Artist's Christmas ornaments on sale this week
FORT SCOTT, Kan. -- An award-winning artist will have ornaments he created for sale during a downtown open house from 5-8 p.m., Dec. 20. Proceeds from the sale of Gary Hawk's work will go to Friends of Fort Scott National Historic Site.
The purpose of Friends of the Fort is to support and enhance FSNHS's interpretation of the military post's role on the American frontier from 1842-1873.
Hawk's work has won praise from religious leaders and actors to governors and presidents. In 2007, his one-of-a-kind ornament picturing a courier on one side and officers' row on the other was displayed on the White House Christmas tree in the Blue Room. The ornament was among 391 representing the nation's 391 National Park Service sites.
"I took my wife and three daughters with me," Hawk said. "We had a wonderful time. They had a wonderful reception for the artists."
"... When I got home, I got a plaque from Department of the Interior. It was a fantastic thing to be selected to do the painting," Hawk recalled, adding, "I was a nervous wreck. I work in watercolor. The ornaments were slick and shiny, so I had to get watercolor to stick to them."
He said he made a special rig that would allow him to keep his hand level.

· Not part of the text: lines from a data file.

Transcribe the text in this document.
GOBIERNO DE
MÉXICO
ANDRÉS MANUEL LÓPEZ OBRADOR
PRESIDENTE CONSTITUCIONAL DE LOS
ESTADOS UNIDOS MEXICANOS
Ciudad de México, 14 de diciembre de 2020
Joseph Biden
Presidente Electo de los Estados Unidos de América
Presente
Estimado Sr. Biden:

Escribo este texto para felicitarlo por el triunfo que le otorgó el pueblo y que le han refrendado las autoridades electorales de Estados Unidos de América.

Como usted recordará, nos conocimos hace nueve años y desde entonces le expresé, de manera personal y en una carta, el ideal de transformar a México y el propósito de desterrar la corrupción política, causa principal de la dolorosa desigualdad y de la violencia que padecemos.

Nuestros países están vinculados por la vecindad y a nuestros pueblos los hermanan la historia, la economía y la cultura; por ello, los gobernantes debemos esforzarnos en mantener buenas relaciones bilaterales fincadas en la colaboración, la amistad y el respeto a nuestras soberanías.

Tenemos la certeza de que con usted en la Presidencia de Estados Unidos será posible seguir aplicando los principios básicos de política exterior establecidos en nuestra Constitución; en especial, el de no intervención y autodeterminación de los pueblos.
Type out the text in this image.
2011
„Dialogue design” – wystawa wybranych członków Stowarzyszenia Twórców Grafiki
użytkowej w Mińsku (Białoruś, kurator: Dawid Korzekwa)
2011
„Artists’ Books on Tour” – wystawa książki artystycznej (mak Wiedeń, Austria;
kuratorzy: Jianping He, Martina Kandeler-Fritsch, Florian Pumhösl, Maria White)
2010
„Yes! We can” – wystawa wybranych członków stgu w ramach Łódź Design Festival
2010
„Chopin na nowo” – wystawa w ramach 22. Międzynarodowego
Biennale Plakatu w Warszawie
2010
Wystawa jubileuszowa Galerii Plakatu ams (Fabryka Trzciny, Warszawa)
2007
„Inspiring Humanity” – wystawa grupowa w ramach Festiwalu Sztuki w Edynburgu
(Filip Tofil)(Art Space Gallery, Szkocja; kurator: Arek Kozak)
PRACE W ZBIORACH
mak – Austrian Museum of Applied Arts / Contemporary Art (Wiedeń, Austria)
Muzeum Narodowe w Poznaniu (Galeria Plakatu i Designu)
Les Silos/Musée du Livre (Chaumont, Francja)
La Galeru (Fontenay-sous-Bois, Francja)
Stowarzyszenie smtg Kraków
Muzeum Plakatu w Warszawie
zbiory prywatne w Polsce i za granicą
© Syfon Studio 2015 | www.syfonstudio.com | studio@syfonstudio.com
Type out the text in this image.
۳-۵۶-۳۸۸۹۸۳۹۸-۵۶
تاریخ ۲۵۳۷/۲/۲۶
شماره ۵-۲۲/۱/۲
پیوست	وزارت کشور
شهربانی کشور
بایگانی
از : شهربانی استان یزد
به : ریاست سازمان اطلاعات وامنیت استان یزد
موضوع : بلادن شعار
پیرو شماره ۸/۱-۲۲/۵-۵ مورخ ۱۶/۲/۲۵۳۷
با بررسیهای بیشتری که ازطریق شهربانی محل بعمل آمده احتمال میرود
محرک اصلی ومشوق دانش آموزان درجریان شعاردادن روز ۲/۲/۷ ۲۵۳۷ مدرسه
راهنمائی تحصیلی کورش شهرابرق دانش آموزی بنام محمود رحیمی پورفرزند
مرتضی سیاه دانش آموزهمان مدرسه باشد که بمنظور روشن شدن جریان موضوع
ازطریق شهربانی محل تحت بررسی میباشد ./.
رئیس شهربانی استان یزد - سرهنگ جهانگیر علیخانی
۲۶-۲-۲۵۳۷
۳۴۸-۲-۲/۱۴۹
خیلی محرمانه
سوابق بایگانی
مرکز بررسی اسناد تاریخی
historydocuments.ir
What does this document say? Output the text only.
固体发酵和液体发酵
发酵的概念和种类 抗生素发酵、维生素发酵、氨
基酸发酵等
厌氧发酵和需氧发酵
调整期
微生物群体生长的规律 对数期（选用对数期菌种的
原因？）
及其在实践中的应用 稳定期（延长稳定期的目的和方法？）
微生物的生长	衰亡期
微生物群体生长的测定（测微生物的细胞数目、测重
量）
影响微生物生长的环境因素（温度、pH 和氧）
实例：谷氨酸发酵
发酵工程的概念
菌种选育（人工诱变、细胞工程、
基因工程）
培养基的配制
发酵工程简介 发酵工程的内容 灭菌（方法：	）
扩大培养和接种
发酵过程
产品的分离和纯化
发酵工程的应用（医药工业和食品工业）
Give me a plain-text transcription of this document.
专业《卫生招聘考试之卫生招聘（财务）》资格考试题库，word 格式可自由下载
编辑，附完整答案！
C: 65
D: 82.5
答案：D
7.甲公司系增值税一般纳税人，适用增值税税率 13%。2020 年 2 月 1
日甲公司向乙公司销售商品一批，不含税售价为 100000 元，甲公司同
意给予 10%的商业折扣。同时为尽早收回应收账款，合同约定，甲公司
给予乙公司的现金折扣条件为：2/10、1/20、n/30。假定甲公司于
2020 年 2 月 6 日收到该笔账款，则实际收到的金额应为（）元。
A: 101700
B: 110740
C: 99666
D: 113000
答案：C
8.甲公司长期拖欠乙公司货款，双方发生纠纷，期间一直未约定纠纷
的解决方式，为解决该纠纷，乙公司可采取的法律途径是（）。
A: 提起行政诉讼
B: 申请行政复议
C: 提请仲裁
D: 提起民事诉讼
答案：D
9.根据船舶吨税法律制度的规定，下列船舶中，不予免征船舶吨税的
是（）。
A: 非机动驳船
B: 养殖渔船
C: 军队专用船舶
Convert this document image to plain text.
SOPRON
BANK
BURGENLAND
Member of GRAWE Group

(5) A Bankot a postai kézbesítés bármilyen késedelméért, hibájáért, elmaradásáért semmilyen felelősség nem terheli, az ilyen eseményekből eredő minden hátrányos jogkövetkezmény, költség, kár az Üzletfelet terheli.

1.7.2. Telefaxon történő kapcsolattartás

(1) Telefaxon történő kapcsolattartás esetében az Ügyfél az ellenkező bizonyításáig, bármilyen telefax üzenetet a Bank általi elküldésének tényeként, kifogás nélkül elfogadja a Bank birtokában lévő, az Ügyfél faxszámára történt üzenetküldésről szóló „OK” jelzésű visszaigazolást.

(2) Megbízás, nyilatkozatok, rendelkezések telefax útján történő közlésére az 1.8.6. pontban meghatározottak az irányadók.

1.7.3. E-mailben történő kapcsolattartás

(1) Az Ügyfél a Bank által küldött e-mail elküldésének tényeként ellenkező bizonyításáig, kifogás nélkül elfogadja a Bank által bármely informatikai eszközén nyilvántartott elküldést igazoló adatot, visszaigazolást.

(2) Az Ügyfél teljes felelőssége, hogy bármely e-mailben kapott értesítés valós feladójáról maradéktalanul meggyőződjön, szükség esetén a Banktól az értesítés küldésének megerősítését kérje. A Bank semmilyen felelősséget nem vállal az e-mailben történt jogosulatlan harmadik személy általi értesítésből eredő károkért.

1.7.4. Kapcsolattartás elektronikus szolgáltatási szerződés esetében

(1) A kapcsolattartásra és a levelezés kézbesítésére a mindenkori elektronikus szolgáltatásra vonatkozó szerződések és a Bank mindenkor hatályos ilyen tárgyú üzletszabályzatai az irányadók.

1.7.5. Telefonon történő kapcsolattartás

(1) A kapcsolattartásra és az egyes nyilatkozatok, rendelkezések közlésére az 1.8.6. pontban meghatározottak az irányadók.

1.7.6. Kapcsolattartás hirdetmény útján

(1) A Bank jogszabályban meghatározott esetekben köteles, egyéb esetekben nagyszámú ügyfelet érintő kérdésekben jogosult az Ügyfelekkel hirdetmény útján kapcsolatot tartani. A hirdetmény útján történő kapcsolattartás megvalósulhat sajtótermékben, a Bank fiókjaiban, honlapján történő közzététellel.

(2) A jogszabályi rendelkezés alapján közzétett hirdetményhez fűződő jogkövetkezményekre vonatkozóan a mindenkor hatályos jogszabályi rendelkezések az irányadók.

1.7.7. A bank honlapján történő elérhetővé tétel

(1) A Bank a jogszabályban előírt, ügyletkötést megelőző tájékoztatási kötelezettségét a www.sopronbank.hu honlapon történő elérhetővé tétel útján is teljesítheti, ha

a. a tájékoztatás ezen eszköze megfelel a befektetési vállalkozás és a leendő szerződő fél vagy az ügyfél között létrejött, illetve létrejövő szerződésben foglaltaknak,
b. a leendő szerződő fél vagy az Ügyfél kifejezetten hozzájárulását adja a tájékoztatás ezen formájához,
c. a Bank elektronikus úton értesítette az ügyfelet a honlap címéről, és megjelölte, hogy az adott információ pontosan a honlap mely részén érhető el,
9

Hawk was born during the Dust Bowl on a farm near Hennessey, Okla., his Web site said. His parents bought a farm in Kansas in 1939 and moved there in 1940. In 1942, they lost everything in a tornado and afterward lived in an old shack with cloth window shades.
He discovered he wanted to paint the window shades. Hawk studied at Kansas State University and the Kansas City Art Institute. He was employed by Hallmark Cards and American Greeting Card Corp. He also worked as a designer for IMP Boats, but left the boat business to devote his time to his art career, the Web site said.
"I just kept pursuing it and pursuing it," Hawk said.
In 1976, he saw a story in an airline magazine about an artist who sold his work for $15,000-$20,000. "I looked at his art," Hawk said, and decided, "that's what I want to do."
He came home and told his wife, Beverly, he was going to make a living at painting and he's never looked back.
The Hawks have three daughters, six grandchildren and two great-grandchildren. Beverly keeps the books while Hawk, who will be 79 on Christmas Eve, travels. He often speaks to youngsters about pursuing their goals. "I never got rich, but rich is many things as far as I'm concerned. I'm doing what I want to do ... ," Hawk said.